『格差の〝格〟ってなんですか?』(朝日新聞出版)で勅使河原真衣が指摘したように、「自己肯定感」には正反対で矛盾した二つの意味がある。一方で、特別な成果や証拠がなくても私が私であるだけでいい、という意味と、努力して他人と競い合った結果として自分を認められるという意味である。この二つの「自己肯定感」の矛盾を、大原鉄平は「家」を舞台に描き出す。『八月のセノーテ』は、ひとつの家で暮らし、生きていくための資格や権利をめぐる物語だ。私たちがそれぞれの家で暮らすことは、無条件で当たり前なのか? あるいは、努力して競争してようやくその家で暮らすことが許されるのか?

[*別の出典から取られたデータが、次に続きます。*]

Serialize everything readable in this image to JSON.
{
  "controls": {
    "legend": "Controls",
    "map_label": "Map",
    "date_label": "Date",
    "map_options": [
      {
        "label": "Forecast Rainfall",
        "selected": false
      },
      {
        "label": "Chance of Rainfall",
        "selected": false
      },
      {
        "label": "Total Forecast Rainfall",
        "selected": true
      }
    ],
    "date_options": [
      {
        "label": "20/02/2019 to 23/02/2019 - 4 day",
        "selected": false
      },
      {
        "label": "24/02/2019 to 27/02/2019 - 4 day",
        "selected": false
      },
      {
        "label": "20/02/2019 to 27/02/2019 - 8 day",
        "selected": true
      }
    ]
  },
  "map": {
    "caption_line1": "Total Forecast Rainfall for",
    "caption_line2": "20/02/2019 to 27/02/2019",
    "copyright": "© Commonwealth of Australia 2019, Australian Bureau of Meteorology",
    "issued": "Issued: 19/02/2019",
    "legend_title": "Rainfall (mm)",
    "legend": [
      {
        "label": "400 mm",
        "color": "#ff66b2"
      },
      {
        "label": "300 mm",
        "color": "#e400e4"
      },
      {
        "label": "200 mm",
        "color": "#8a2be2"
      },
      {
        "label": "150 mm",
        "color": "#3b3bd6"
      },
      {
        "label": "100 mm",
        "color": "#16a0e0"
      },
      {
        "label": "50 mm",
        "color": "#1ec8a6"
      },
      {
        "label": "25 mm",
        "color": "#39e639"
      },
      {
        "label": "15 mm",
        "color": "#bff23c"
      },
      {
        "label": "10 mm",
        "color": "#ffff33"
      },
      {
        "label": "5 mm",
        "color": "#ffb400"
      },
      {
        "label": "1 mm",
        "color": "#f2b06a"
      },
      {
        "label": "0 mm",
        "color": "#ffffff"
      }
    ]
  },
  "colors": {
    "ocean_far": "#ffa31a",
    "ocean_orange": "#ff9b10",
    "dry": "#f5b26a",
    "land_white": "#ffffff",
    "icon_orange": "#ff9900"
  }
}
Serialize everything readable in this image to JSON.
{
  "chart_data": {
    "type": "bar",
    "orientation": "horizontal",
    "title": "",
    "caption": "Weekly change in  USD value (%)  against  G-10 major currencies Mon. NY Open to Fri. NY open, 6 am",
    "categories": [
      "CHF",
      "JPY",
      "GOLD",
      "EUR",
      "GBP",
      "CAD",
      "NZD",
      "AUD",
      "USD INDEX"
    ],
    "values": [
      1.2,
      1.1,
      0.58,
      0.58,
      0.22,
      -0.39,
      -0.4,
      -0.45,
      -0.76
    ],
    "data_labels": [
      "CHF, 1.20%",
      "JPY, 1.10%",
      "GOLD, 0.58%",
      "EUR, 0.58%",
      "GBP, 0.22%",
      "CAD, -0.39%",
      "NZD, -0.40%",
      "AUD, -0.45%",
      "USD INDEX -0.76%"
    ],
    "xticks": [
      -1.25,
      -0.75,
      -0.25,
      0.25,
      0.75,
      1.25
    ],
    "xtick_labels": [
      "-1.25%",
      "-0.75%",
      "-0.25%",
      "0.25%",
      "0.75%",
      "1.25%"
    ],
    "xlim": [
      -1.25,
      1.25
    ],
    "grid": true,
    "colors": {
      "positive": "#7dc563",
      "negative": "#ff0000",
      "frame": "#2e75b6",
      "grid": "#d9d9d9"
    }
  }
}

 大原鉄平の答えは、この二つのどちらでもない。もちろん、「この家で暮らすなら俺に服従しろ」という権威主義は肯定されない。しかし、大原にとって「家」は、当たり前にそこにあって、住人をすんなり受け入れるものでもない。現に、和久がタワマンを購入してすぐ、街全体が少しずつ沈んでいるという不穏な噂が広まる。バベルの塔がそうだったように、どんなに堅牢に見える家も、永遠にそこに立ち続けたりはしない。どんなに成功しても、和久の「自己肯定感」が土台から揺らいでいるように。